We turn to the world of finance for this project because it contains many examples of consumer-facing services that are backed primarily by data analysis. We will take a couple of Python scripts that optimize a user’s stock portfolio and turn them into an interactive web application. Each post in this series will stand alone conceptually, so feel free to skip around. However, be sure to git checkout the correct branch on GitHub before following along.

Project Architecture

In short, we want to set up a sleek frontend web application that can make API calls to the PyData stack, which will crunch data for us and spit back a response. The finished application will eventually be hosted at stocks.coshx.com, and you can follow the development on the project’s GitHub repository. This application takes a list of stocks, start and end dates, and an initial investment amount as inputs and returns the optimal allocation of each stock and a plot of the optimal portfolio’s performance.

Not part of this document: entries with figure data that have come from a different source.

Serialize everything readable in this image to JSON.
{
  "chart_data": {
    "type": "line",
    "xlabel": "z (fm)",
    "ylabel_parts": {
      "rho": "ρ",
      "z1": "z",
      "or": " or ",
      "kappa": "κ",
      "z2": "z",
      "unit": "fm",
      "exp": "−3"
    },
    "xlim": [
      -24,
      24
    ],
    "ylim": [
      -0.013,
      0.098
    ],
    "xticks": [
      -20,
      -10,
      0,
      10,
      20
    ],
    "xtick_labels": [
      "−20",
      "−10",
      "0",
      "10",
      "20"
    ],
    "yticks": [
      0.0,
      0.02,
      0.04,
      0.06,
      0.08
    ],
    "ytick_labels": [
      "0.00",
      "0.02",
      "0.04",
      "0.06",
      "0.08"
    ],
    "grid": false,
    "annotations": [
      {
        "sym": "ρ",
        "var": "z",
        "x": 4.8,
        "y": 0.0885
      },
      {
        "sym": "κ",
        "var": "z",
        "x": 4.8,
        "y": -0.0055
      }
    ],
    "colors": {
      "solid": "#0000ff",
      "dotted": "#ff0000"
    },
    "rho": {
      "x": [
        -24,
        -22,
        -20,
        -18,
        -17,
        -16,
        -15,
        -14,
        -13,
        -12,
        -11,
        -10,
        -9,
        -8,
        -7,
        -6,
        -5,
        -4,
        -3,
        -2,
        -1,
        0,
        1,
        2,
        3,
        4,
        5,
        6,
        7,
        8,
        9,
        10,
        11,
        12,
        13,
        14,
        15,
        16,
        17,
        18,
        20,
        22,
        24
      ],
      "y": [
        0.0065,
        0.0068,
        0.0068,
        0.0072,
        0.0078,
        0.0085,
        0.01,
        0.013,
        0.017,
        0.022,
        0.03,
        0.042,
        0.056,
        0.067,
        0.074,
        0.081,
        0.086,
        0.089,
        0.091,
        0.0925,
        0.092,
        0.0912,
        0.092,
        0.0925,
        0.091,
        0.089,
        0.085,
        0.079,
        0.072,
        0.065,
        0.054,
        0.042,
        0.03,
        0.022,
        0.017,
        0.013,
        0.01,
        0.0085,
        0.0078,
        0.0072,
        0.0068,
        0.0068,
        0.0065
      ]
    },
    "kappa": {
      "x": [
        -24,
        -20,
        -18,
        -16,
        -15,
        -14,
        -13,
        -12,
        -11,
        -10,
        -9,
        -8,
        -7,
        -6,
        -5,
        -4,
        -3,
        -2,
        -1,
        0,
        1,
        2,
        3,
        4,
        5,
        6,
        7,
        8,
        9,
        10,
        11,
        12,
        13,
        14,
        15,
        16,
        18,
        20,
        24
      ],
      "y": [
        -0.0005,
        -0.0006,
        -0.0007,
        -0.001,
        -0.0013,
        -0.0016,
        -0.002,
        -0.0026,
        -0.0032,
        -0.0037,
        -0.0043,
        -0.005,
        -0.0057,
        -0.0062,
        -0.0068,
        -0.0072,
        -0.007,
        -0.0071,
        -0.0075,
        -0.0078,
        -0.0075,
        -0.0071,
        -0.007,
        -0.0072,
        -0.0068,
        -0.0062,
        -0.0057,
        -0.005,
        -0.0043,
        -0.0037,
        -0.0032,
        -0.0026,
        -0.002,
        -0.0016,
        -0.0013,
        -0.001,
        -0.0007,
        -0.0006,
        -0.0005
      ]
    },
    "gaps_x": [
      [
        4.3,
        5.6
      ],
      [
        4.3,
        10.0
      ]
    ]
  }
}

  • The Backend: Under the hood, our application will pull data in from Quandl, calculate statistics on the data using numpy, and optimize stock allocations using scipy.optimize.
  • The Client-Server Architecture: Nginx will serve up the frontend JavaScript and make API calls to our backend. We will use Tornado on the backend to call Python scripts and respond to frontend calls.
  • The Frontend: The user-facing side of our application will make calls to the backend and serve up graphics to the user via the Angular 2 web framework. We will visualize data using JavaScript libraries such as d3.js.

Upcoming Posts

Each Friday for the next four weeks, I will roll out a new post in the series. As they are finished, a link will go live on this page.

  1. Working with Financial Data: This post introduces the common difficulties of analyzing financial data and gives an overview of our approach to portfolio optimization.
  2. Calling the PyData Stack from a Backend: Here we describe how to set up a backend server to handle web requests asynchronously and call our Python scripts using Tornado.
  3. Development, Staging, and Production: Here we transition from backend development to setting up a staging server before continuing with frontend development.
  4. Angular 2 for Data Science: We will introduce a general approach to frontend web development and then dive in with the specifics of Angular 2 with TypeScript.
  5. Interactive Plotting in JavaScript: Yes, there are easier ways to make plots (and we will discuss them), but we will use d3.js to visualize our data.

About Me

I am a lab scientist turned data scientist who is interested in machine learning and software development. After writing endless scripts that I couldn’t share easily with others, I wanted to create a streamlined workflow for developing consumer-facing software that hinges on data analysis.